Tuesday 21 April 2009

No cure for originality

I’ve always thought of Robert Smith, 50 today, as being somewhat Japanese. I think the kind of music he produced with The Cure would have worked very well in J-Pop. Walking the streets of Tokyo and Osaka today are many young people who look like Robert Smith did in his youth thirty years ago. A particular look that started with him is peculiarly suited to the Japanese physique. I’m talking about a time well before the ghastly Goths arrived to claim him for their own. I’m making a big thing of people turning 50 this year. Very soon it’s going to happen to me. Today it’s happening to Robert Smith.

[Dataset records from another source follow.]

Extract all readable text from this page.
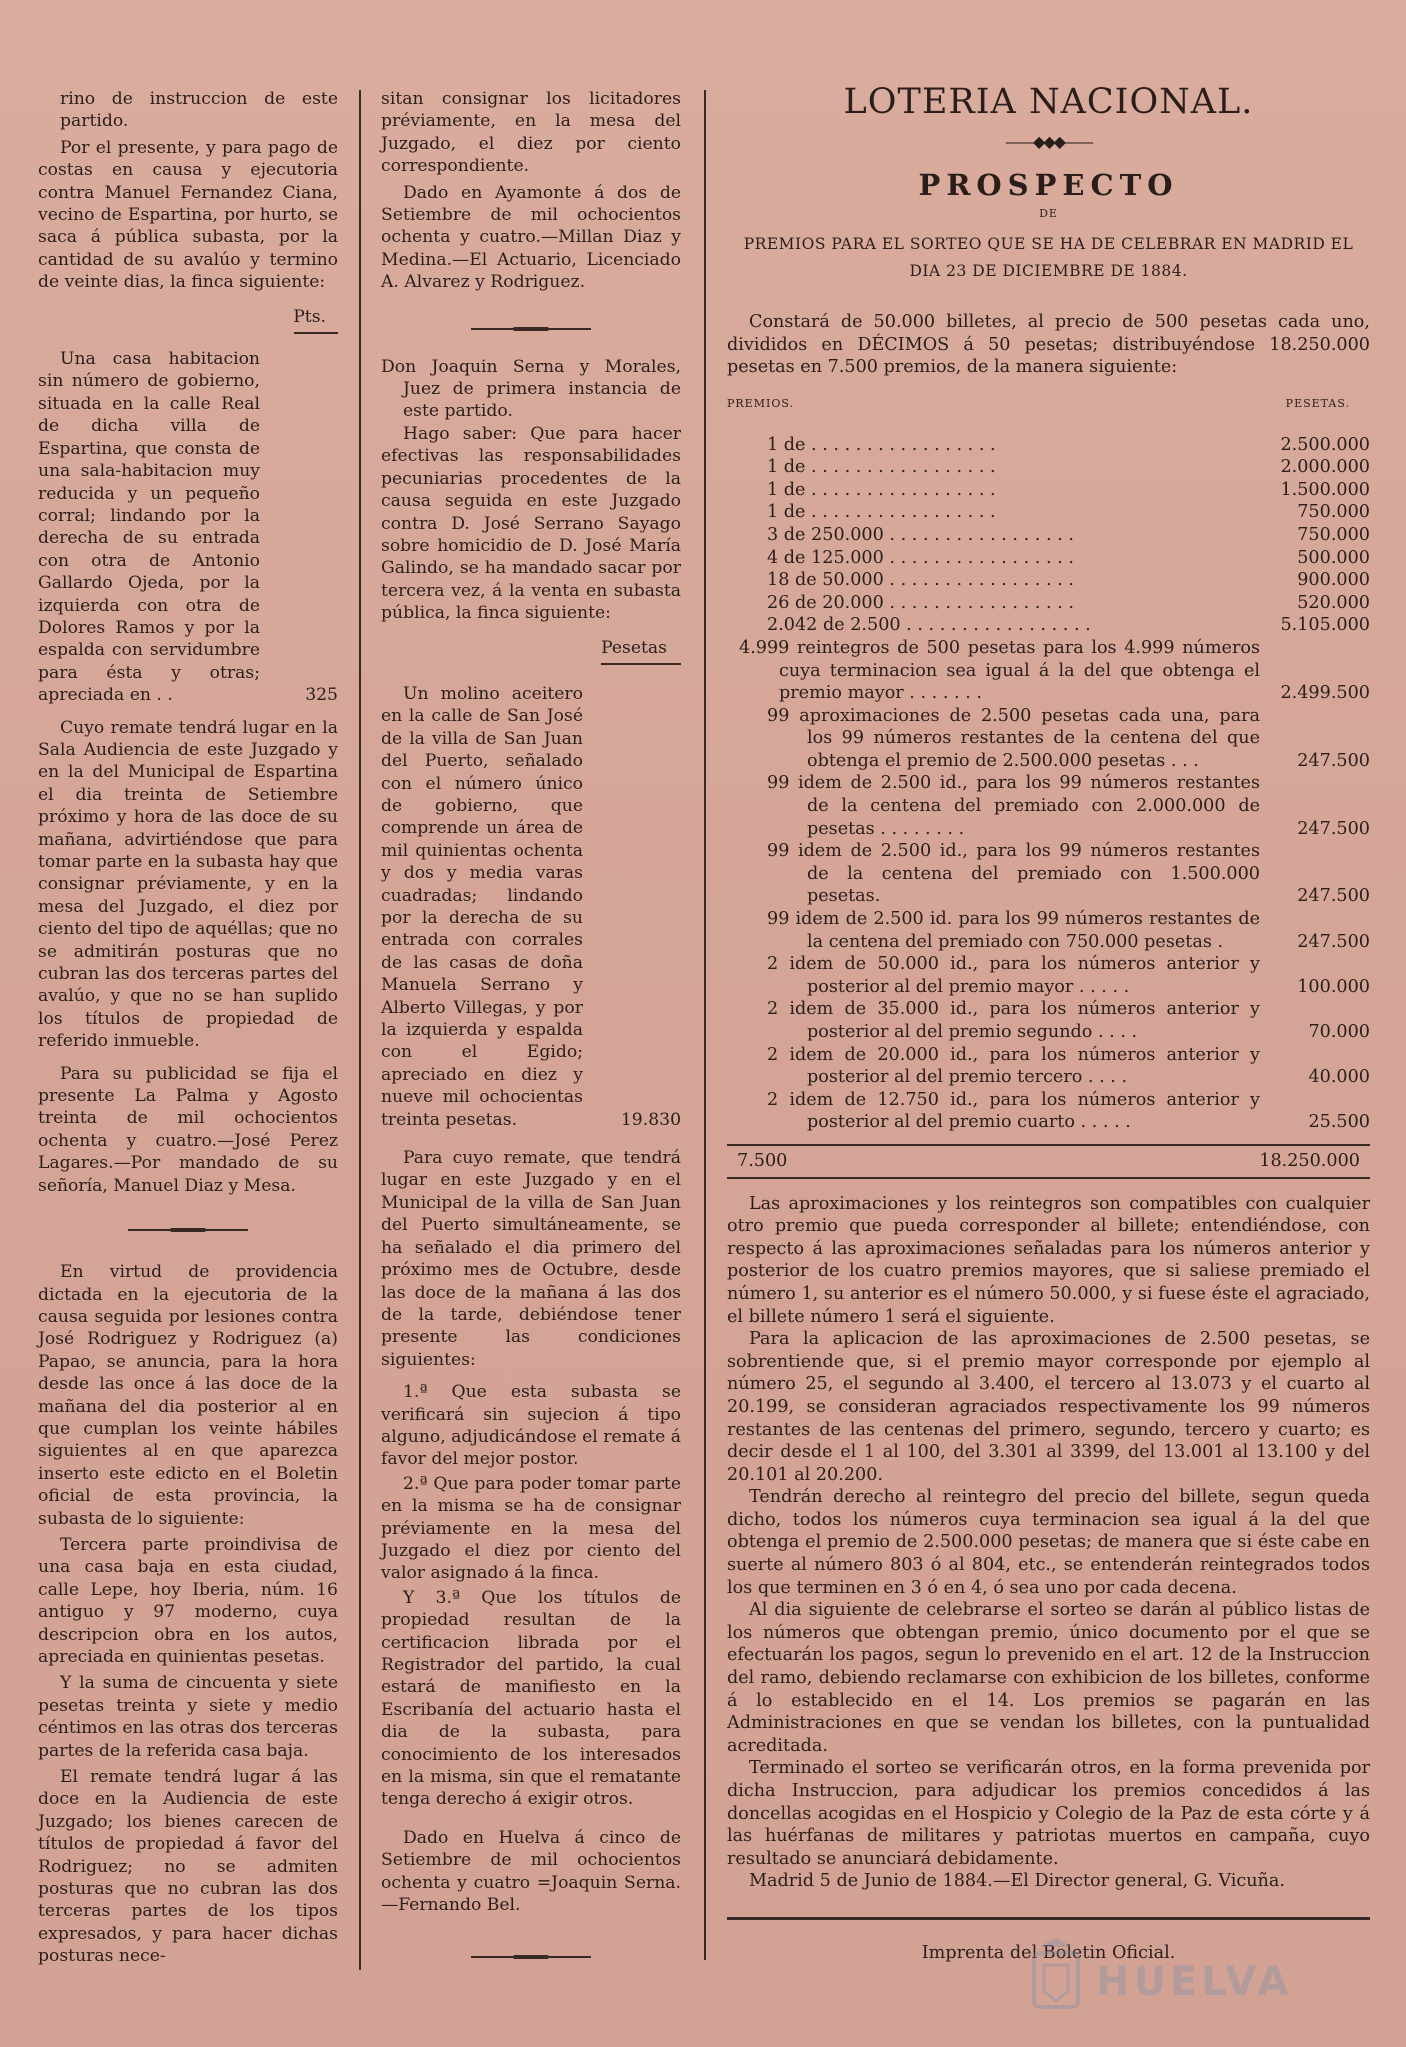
rino de instruccion de este partido.

Por el presente, y para pago de costas en causa y ejecutoria contra Manuel Fernandez Ciana, vecino de Espartina, por hurto, se saca á pública subasta, por la cantidad de su avalúo y termino de veinte dias, la finca siguiente:

Pts.

Una casa habitacion sin número de gobierno, situada en la calle Real de dicha villa de Espartina, que consta de una sala-habitacion muy reducida y un pequeño corral; lindando por la derecha de su entrada con otra de Antonio Gallardo Ojeda, por la izquierda con otra de Dolores Ramos y por la espalda con servidumbre para ésta y otras; apreciada en . .	325

Cuyo remate tendrá lugar en la Sala Audiencia de este Juzgado y en la del Municipal de Espartina el dia treinta de Setiembre próximo y hora de las doce de su mañana, advirtiéndose que para tomar parte en la subasta hay que consignar préviamente, y en la mesa del Juzgado, el diez por ciento del tipo de aquéllas; que no se admitirán posturas que no cubran las dos terceras partes del avalúo, y que no se han suplido los títulos de propiedad de referido inmueble.

Para su publicidad se fija el presente La Palma y Agosto treinta de mil ochocientos ochenta y cuatro.—José Perez Lagares.—Por mandado de su señoría, Manuel Diaz y Mesa.

En virtud de providencia dictada en la ejecutoria de la causa seguida por lesiones contra José Rodriguez y Rodriguez (a) Papao, se anuncia, para la hora desde las once á las doce de la mañana del dia posterior al en que cumplan los veinte hábiles siguientes al en que aparezca inserto este edicto en el Boletin oficial de esta provincia, la subasta de lo siguiente:

Tercera parte proindivisa de una casa baja en esta ciudad, calle Lepe, hoy Iberia, núm. 16 antiguo y 97 moderno, cuya descripcion obra en los autos, apreciada en quinientas pesetas.

Y la suma de cincuenta y siete pesetas treinta y siete y medio céntimos en las otras dos terceras partes de la referida casa baja.

El remate tendrá lugar á las doce en la Audiencia de este Juzgado; los bienes carecen de títulos de propiedad á favor del Rodriguez; no se admiten posturas que no cubran las dos terceras partes de los tipos expresados, y para hacer dichas posturas nece-

sitan consignar los licitadores préviamente, en la mesa del Juzgado, el diez por ciento correspondiente.

Dado en Ayamonte á dos de Setiembre de mil ochocientos ochenta y cuatro.—Millan Diaz y Medina.—El Actuario, Licenciado A. Alvarez y Rodriguez.

Don Joaquin Serna y Morales, Juez de primera instancia de este partido.

Hago saber: Que para hacer efectivas las responsabilidades pecuniarias procedentes de la causa seguida en este Juzgado contra D. José Serrano Sayago sobre homicidio de D. José María Galindo, se ha mandado sacar por tercera vez, á la venta en subasta pública, la finca siguiente:

Pesetas

Un molino aceitero en la calle de San José de la villa de San Juan del Puerto, señalado con el número único de gobierno, que comprende un área de mil quinientas ochenta y dos y media varas cuadradas; lindando por la derecha de su entrada con corrales de las casas de doña Manuela Serrano y Alberto Villegas, y por la izquierda y espalda con el Egido; apreciado en diez y nueve mil ochocientas treinta pesetas.	19.830

Para cuyo remate, que tendrá lugar en este Juzgado y en el Municipal de la villa de San Juan del Puerto simultáneamente, se ha señalado el dia primero del próximo mes de Octubre, desde las doce de la mañana á las dos de la tarde, debiéndose tener presente las condiciones siguientes:

1.ª Que esta subasta se verificará sin sujecion á tipo alguno, adjudicándose el remate á favor del mejor postor.

2.ª Que para poder tomar parte en la misma se ha de consignar préviamente en la mesa del Juzgado el diez por ciento del valor asignado á la finca.

Y 3.ª Que los títulos de propiedad resultan de la certificacion librada por el Registrador del partido, la cual estará de manifiesto en la Escribanía del actuario hasta el dia de la subasta, para conocimiento de los interesados en la misma, sin que el rematante tenga derecho á exigir otros.

Dado en Huelva á cinco de Setiembre de mil ochocientos ochenta y cuatro =Joaquin Serna.—Fernando Bel.

LOTERIA NACIONAL.
——◆◆◆——
PROSPECTO
DE
PREMIOS PARA EL SORTEO QUE SE HA DE CELEBRAR EN MADRID EL DIA 23 DE DICIEMBRE DE 1884.

Constará de 50.000 billetes, al precio de 500 pesetas cada uno, divididos en DÉCIMOS á 50 pesetas; distribuyéndose 18.250.000 pesetas en 7.500 premios, de la manera siguiente:

PREMIOS.	PESETAS.
1 de . . . . . . . . . . . . . . . . .	2.500.000
1 de . . . . . . . . . . . . . . . . .	2.000.000
1 de . . . . . . . . . . . . . . . . .	1.500.000
1 de . . . . . . . . . . . . . . . . .	750.000
3 de 250.000 . . . . . . . . . . . . . . . . .	750.000
4 de 125.000 . . . . . . . . . . . . . . . . .	500.000
18 de 50.000 . . . . . . . . . . . . . . . . .	900.000
26 de 20.000 . . . . . . . . . . . . . . . . .	520.000
2.042 de 2.500 . . . . . . . . . . . . . . . . .	5.105.000
4.999 reintegros de 500 pesetas para los 4.999 números cuya terminacion sea igual á la del que obtenga el premio mayor . . . . . . .	2.499.500
99 aproximaciones de 2.500 pesetas cada una, para los 99 números restantes de la centena del que obtenga el premio de 2.500.000 pesetas . . .	247.500
99 idem de 2.500 id., para los 99 números restantes de la centena del premiado con 2.000.000 de pesetas . . . . . . . .	247.500
99 idem de 2.500 id., para los 99 números restantes de la centena del premiado con 1.500.000 pesetas.	247.500
99 idem de 2.500 id. para los 99 números restantes de la centena del premiado con 750.000 pesetas .	247.500
2 idem de 50.000 id., para los números anterior y posterior al del premio mayor . . . . .	100.000
2 idem de 35.000 id., para los números anterior y posterior al del premio segundo . . . .	70.000
2 idem de 20.000 id., para los números anterior y posterior al del premio tercero . . . .	40.000
2 idem de 12.750 id., para los números anterior y posterior al del premio cuarto . . . . .	25.500
7.500	18.250.000

Las aproximaciones y los reintegros son compatibles con cualquier otro premio que pueda corresponder al billete; entendiéndose, con respecto á las aproximaciones señaladas para los números anterior y posterior de los cuatro premios mayores, que si saliese premiado el número 1, su anterior es el número 50.000, y si fuese éste el agraciado, el billete número 1 será el siguiente.

Para la aplicacion de las aproximaciones de 2.500 pesetas, se sobrentiende que, si el premio mayor corresponde por ejemplo al número 25, el segundo al 3.400, el tercero al 13.073 y el cuarto al 20.199, se consideran agraciados respectivamente los 99 números restantes de las centenas del primero, segundo, tercero y cuarto; es decir desde el 1 al 100, del 3.301 al 3399, del 13.001 al 13.100 y del 20.101 al 20.200.

Tendrán derecho al reintegro del precio del billete, segun queda dicho, todos los números cuya terminacion sea igual á la del que obtenga el premio de 2.500.000 pesetas; de manera que si éste cabe en suerte al número 803 ó al 804, etc., se entenderán reintegrados todos los que terminen en 3 ó en 4, ó sea uno por cada decena.

Al dia siguiente de celebrarse el sorteo se darán al público listas de los números que obtengan premio, único documento por el que se efectuarán los pagos, segun lo prevenido en el art. 12 de la Instruccion del ramo, debiendo reclamarse con exhibicion de los billetes, conforme á lo establecido en el 14. Los premios se pagarán en las Administraciones en que se vendan los billetes, con la puntualidad acreditada.

Terminado el sorteo se verificarán otros, en la forma prevenida por dicha Instruccion, para adjudicar los premios concedidos á las doncellas acogidas en el Hospicio y Colegio de la Paz de esta córte y á las huérfanas de militares y patriotas muertos en campaña, cuyo resultado se anunciará debidamente.

Madrid 5 de Junio de 1884.—El Director general, G. Vicuña.

Imprenta del Boletin Oficial.

HUELVA
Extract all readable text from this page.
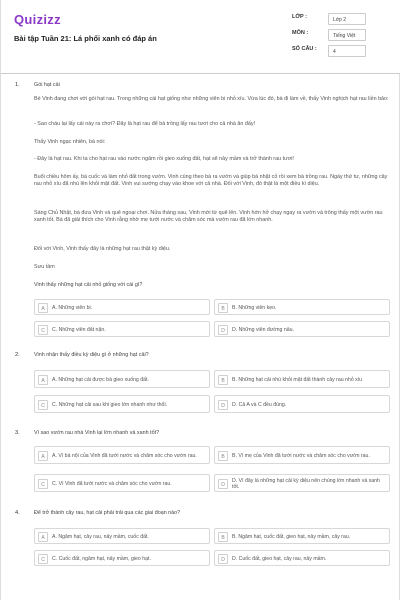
Quizizz
Bài tập Tuần 21: Lá phổi xanh có đáp án
LỚP :	Lớp 2
MÔN :	Tiếng Việt
SỐ CÂU :	4
1.	Gói hạt cải
Bé Vinh đang chơi với gói hạt rau. Trong những cái hạt giống như những viên bi nhỏ xíu. Vừa lúc đó, bà đi làm về, thấy Vinh nghịch hạt rau liền bảo:
- Sao cháu lại lấy cái này ra chơi? Đây là hạt rau để bà trồng lấy rau tươi cho cả nhà ăn đấy!
Thấy Vinh ngạc nhiên, bà nói:
- Đây là hạt rau. Khi ta cho hạt rau vào nước ngâm rồi gieo xuống đất, hạt sẽ nảy mầm và trở thành rau tươi!
Buổi chiều hôm ấy, bà cuốc và làm nhỏ đất trong vườn. Vinh cùng theo bà ra vườn và giúp bà nhặt cỏ rồi xem bà trồng rau. Ngày thứ tư, những cây rau nhỏ xíu đã nhú lên khỏi mặt đất. Vinh vui sướng chạy vào khoe với cả nhà. Đối với Vinh, đó thật là một điều kì diệu.
Sáng Chủ Nhật, bà đưa Vinh và quê ngoại chơi. Nửa tháng sau, Vinh mới từ quê lên. Vinh hớn hở chạy ngay ra vườn và trông thấy một vườn rau xanh tốt. Bà đã giải thích cho Vinh rằng nhờ mẹ tưới nước và chăm sóc mà vườn rau đã lớn nhanh.
Đối với Vinh, Vinh thấy đây là những hạt rau thật kỳ diệu.
Sưu tầm
Vinh thấy những hạt cải nhỏ giống với cái gì?
A	A. Những viên bi.	B	B. Những viên kẹo.
C	C. Những viên đất nặn.	D	D. Những viên đường nâu.
2.	Vinh nhận thấy điều kỳ diệu gì ở những hạt cải?
A	A. Những hạt cải được bà gieo xuống đất.	B	B. Những hạt cải nhú khỏi mặt đất thành cây rau nhỏ xíu
C	C. Những hạt cải sau khi gieo lớn nhanh như thổi.	D	D. Cả A và C đều đúng.
3.	Vì sao vườn rau nhà Vinh lại lớn nhanh và xanh tốt?
A	A. Vì bà nội của Vinh đã tưới nước và chăm sóc cho vườn rau.	B	B. Vì mẹ của Vinh đã tưới nước và chăm sóc cho vườn rau.
C	C. Vì Vinh đã tưới nước và chăm sóc cho vườn rau.	D
D. Vì đây là những hạt cải kỳ diệu nên chúng lớn nhanh và xanh tốt.
4.	Để trở thành cây rau, hạt cải phải trải qua các giai đoạn nào?
A	A. Ngâm hạt, cây rau, nảy mầm, cuốc đất.	B	B. Ngâm hạt, cuốc đất, gieo hạt, nảy mầm, cây rau.
C	C. Cuốc đất, ngâm hạt, nảy mầm, gieo hạt.	D	D. Cuốc đất, gieo hạt, cây rau, nảy mầm.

Now, despite his long, hirsute and black-clad Cure career, the best song he ever made with that band was the b-side of their very first single, 10.15 Saturday Night (the a-side was Killing An Arab). The next best thing he did was jump in as emergency guitarist for Siouxsie And The Banshees mid-tour, stopping them from splitting up early in their career. The rest is his story, but I’d rather have his prologue. My long-lost friend, Ray, is also 50 today. Unlike Robert, nobody looks like Ray. Another true original. Where Robert stooped to conquer, Ray stooped to tie his shoelaces. The view from Hotel High Up gave him a certain prescience. Japanese English might describe Ray as dancing like an octopus army admiring a spaghetti collection. Now, he too has made it to 50. Originality of any kind needs such anomaly structures.